So, it’s been a while since I’ve posted to this blog. This is apparently “what happens” to most blogs. In my case, the flu, catching up again at work (once upright), and a bit of bump in my thesis are what happened.
It appears that my thesis advisor feels I’ve bitten off more than he feels it is appropriate to chew. The area of work and community is not his bailiwick, and I have not, yet, had a chance to talk with my second reader about this. But, I fear that the formalities of thesis writing may be on the primary advisor’s side. The topic will have to be cut, slashed, and burned. Much of the reading I have been doing—and intend to continue doing because it is pertinent to my interests—will likely not apply to the thesis in the end.
And, I have some significant amount of work to do before I can convince my advisor that I do not intend, nor do I feel it is within my responsibility or capability, to convince other people what “integrity” is or how to be a “moral person.” I only want to help people who are already aware of challenges to their integrity to address those challenges in a manner that allows them to retain that precious integrity.
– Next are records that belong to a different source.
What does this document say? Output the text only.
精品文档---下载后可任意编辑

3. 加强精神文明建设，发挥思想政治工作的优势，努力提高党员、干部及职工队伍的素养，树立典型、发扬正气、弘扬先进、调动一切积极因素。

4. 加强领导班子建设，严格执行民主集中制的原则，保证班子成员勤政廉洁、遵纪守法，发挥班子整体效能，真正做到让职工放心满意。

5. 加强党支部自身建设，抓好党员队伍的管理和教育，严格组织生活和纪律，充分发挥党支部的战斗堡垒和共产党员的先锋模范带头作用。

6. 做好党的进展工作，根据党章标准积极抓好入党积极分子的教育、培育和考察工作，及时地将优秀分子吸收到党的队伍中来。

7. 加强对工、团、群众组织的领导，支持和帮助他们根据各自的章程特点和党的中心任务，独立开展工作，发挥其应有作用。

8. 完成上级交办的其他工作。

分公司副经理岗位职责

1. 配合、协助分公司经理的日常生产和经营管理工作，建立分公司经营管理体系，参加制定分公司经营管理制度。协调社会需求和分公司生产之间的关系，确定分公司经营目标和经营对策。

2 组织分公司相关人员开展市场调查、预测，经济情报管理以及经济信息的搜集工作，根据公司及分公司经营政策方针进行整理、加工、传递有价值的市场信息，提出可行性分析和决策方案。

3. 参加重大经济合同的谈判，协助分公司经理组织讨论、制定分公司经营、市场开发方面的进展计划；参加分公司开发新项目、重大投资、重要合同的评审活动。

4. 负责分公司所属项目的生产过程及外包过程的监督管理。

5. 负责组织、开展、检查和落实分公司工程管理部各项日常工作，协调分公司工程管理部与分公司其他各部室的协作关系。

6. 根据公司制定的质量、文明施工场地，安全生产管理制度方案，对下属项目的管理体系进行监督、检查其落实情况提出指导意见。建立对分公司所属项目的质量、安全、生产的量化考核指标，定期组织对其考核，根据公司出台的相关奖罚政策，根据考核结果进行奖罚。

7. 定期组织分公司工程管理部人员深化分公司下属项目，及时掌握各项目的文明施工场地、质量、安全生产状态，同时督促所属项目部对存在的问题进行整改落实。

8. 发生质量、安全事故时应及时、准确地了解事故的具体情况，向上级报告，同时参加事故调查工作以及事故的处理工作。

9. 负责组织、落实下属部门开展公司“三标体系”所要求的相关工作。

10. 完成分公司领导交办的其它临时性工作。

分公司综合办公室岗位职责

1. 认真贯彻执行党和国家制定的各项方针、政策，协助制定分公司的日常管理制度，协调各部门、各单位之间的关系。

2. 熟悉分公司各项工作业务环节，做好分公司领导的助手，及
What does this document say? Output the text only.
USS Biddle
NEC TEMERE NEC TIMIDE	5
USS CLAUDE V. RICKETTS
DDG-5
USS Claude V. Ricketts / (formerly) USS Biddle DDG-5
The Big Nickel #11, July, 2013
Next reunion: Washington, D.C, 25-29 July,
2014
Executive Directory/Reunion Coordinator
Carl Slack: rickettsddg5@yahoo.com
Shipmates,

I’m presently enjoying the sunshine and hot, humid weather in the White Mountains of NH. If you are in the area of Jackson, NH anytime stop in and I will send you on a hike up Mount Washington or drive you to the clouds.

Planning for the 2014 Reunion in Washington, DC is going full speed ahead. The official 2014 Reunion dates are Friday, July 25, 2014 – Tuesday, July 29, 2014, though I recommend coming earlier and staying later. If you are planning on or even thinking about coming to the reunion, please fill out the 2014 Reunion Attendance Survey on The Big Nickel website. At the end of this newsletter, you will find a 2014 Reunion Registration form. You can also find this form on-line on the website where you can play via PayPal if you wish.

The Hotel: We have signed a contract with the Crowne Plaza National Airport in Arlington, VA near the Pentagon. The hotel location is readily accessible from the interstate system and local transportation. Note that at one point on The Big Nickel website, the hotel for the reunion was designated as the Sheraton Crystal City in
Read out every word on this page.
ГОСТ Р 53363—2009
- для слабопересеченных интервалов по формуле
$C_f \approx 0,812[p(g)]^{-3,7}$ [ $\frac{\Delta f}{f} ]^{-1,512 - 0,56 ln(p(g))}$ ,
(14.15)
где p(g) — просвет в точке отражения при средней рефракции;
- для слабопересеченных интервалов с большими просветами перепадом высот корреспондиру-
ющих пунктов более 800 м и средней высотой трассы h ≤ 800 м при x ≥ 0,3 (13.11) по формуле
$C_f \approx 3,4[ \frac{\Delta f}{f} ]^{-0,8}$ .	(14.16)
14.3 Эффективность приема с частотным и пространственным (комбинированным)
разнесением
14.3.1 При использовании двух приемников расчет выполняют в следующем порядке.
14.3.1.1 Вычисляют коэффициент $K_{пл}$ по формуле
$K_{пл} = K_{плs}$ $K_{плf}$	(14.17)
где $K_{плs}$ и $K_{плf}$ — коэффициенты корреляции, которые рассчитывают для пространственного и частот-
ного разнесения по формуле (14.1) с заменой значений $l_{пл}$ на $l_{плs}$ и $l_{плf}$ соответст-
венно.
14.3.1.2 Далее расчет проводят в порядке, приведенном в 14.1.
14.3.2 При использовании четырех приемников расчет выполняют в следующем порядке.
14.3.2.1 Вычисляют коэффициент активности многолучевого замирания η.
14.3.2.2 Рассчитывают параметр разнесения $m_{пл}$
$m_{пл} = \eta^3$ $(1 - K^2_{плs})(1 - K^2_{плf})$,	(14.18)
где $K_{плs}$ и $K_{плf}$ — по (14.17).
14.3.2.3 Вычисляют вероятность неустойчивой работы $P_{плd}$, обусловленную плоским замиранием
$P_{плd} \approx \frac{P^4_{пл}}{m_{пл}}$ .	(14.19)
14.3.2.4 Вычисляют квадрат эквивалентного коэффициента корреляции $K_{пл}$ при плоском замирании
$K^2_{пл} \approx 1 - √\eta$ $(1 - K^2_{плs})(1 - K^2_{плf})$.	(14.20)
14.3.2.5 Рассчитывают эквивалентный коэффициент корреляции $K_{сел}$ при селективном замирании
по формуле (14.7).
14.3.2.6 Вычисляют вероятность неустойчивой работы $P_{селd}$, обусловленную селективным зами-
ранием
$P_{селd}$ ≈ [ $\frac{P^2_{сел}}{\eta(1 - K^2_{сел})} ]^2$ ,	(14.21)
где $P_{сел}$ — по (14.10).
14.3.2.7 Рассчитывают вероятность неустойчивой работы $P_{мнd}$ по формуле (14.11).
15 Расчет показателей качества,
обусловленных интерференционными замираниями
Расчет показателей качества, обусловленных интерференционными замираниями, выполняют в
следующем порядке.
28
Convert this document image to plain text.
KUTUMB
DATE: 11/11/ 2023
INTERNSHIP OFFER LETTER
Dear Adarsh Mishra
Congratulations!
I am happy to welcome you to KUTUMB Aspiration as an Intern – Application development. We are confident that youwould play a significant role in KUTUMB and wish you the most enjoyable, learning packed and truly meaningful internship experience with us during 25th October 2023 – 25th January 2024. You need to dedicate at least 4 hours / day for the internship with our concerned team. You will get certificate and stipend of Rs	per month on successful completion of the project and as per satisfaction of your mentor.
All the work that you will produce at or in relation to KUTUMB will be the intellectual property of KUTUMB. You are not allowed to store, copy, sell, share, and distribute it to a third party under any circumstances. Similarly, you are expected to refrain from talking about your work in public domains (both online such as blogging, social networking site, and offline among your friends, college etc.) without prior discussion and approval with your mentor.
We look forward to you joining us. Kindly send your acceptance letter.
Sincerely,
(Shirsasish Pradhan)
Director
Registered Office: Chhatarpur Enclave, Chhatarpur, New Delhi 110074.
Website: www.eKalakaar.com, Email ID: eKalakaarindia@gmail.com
That’s enough of a task, I think.
The other day I was up early reading as usual, and I came across a fascinating quote in Good Work: When Excellence and Ethics Meet by Gardner, Csikszentmihalyi, and Damon:” “ . . . This is why we speak not of just “good work” but of “good work in difficult times. Not difficult, necessarily in terms of daily creature comforts, but difficult in terms of people’s ability to know the right thing to do and remain in their professions.”
David Whyte remains an important contributor to my thinking on this topic. He is a consulting corporate poet. The professor for one of my classes this quarter was consulting at Shell when Whyte came to speak there. It was interesting to hear about Whyte’s work from a perspective other than that of his work. It gave me hope.
I’m on the right track here, and Gardner, Csikszentmihalyi, and Damon have tread it before me, though perhaps they turned down a different path further on than I intend to take.